Cour de cassation – Chambre criminelle – Arrêt du 18 juillet 2017 – N° de pourvoi : 16-84898

Cour de cassation – Chambre criminelle – Arrêt du 18 juillet 2017 – N° de pourvoi : 16-84898

Cour de cassation – Chambre criminelle – Arrêt du 18 juillet 2017 – N° de pourvoi : 16-84898

Douane / Contrefaçon de marque / Infraction réputée importation sans déclaration de marchandises prohibées / Assiette de l’amende – valeur des produits authentiques (oui)
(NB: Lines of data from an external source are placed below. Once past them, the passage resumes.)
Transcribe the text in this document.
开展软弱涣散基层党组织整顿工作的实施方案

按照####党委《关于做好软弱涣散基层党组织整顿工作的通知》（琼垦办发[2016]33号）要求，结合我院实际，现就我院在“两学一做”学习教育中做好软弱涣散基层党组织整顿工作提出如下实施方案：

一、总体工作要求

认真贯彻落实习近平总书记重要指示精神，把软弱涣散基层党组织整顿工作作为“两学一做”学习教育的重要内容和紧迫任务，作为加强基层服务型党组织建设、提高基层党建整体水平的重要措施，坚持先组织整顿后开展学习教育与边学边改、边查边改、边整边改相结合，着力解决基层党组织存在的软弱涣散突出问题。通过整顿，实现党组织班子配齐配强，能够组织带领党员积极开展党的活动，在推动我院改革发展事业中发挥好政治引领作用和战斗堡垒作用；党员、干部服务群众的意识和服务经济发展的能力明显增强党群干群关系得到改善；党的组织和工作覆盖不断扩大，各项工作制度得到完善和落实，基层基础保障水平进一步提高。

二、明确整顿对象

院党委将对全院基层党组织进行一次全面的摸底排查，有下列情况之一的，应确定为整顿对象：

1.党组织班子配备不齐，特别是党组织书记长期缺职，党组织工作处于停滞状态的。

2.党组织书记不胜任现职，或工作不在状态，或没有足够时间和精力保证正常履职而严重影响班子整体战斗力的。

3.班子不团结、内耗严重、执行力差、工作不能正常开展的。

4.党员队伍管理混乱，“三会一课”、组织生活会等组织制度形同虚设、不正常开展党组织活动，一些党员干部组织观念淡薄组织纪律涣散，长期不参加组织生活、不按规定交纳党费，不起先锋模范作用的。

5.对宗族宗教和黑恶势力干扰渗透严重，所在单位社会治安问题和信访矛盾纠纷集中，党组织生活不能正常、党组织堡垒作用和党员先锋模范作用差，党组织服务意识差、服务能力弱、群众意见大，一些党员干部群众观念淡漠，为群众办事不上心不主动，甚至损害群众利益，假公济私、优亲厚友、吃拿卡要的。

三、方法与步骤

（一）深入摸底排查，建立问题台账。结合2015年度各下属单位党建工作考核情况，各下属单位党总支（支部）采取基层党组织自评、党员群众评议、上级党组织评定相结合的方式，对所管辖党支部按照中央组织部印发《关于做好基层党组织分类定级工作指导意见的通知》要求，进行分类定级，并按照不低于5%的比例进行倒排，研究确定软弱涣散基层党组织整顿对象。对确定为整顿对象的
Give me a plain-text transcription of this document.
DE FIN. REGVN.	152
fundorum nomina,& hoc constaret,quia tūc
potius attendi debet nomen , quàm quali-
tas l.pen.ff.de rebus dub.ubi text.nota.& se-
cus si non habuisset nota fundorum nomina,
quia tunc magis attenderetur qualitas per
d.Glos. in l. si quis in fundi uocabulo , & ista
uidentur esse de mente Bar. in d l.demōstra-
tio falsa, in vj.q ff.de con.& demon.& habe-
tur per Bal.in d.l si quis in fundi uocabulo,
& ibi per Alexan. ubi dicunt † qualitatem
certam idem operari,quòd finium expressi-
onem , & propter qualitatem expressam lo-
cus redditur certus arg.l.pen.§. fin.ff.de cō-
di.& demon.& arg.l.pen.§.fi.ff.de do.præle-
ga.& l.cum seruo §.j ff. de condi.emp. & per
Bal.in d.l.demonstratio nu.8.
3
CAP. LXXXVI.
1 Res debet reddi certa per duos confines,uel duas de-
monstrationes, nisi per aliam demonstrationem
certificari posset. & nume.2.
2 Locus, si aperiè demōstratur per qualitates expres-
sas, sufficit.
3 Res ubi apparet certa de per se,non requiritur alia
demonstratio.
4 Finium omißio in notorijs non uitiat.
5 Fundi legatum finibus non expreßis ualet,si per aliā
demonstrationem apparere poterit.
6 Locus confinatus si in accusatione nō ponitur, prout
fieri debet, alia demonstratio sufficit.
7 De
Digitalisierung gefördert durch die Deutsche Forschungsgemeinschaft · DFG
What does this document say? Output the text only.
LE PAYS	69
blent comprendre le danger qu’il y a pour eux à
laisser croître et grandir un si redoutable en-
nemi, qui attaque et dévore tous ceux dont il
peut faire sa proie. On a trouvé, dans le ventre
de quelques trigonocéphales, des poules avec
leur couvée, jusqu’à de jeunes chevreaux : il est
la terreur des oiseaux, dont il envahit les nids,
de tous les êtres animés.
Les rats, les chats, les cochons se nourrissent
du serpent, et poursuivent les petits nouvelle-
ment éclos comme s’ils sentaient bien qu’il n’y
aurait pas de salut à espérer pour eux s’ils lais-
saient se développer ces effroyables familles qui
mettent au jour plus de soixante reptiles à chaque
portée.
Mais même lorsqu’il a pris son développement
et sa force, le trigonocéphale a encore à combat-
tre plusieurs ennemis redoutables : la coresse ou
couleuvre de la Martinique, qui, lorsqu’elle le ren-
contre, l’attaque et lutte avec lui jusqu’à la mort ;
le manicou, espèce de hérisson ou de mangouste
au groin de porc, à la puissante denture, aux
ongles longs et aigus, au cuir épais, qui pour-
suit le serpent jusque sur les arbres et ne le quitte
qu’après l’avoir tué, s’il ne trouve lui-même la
Commentaire par : AARPI LEDRU & MOREAU AVOCATS - René Ledru – Avocat associé
Date de publication : octobre 2017

Même s’il n’est pas publié au Bulletin de la Cour de cassation, le présent arrêt de la Chambre criminelle mérite quelques commentaires ne serait-ce que parce qu’il illustre bien la stratégie de ferme répression que met en œuvre l’Administration des douanes dans le domaine de la contrefaçon.

Au plan procédural, la société importatrice et son gérant soutenaient que l’Administration des douanes les avait à tort cités devant le juge pénal car le Ministère Public ne les avait pas poursuivis du chef d’actes de contrefaçon.

Le moyen pouvait difficilement prospérer. En effet, d’une part, selon une jurisprudence classique, l’action de l’Administration des douanes pour l’application des sanctions fiscales est indépendante de l’action publique, et, d’autre part, l’Administration des douanes poursuivait une infraction douanière spécifique : l’infraction réputée importation sans déclaration de marchandises prohibées qui est constituée dès lors qu’il y a importation de marchandises prohibées dont font partie les contrefaçons.

La Cour de cassation rappelle par ailleurs, conformément à sa jurisprudence, que 1) la contrefaçon est caractérisée dès lors que les produits contrefaisants en cause « produisent une impression d’ensemble de nature à créer un risque de confusion dans l’esprit d’un consommateur d’attention moyenne », et que 2) cette analyse relève du pouvoir souverain d’appréciation des juges du fond.

Elle juge également de manière classique que la valeur de la marchandise de fraude s'entend de la valeur sur le marché intérieur de la marchandise contrefaite et que son appréciation relève également du pouvoir souverain des juges du fond qui sont fondés à adopter la valeur fournie par l'Administration. Ce faisant, la Cour de cassation valide que cette valeur de marché, assiette de l’amende, peut correspondre à celle des produits authentiques sur le marché ce que reprochait le moyen.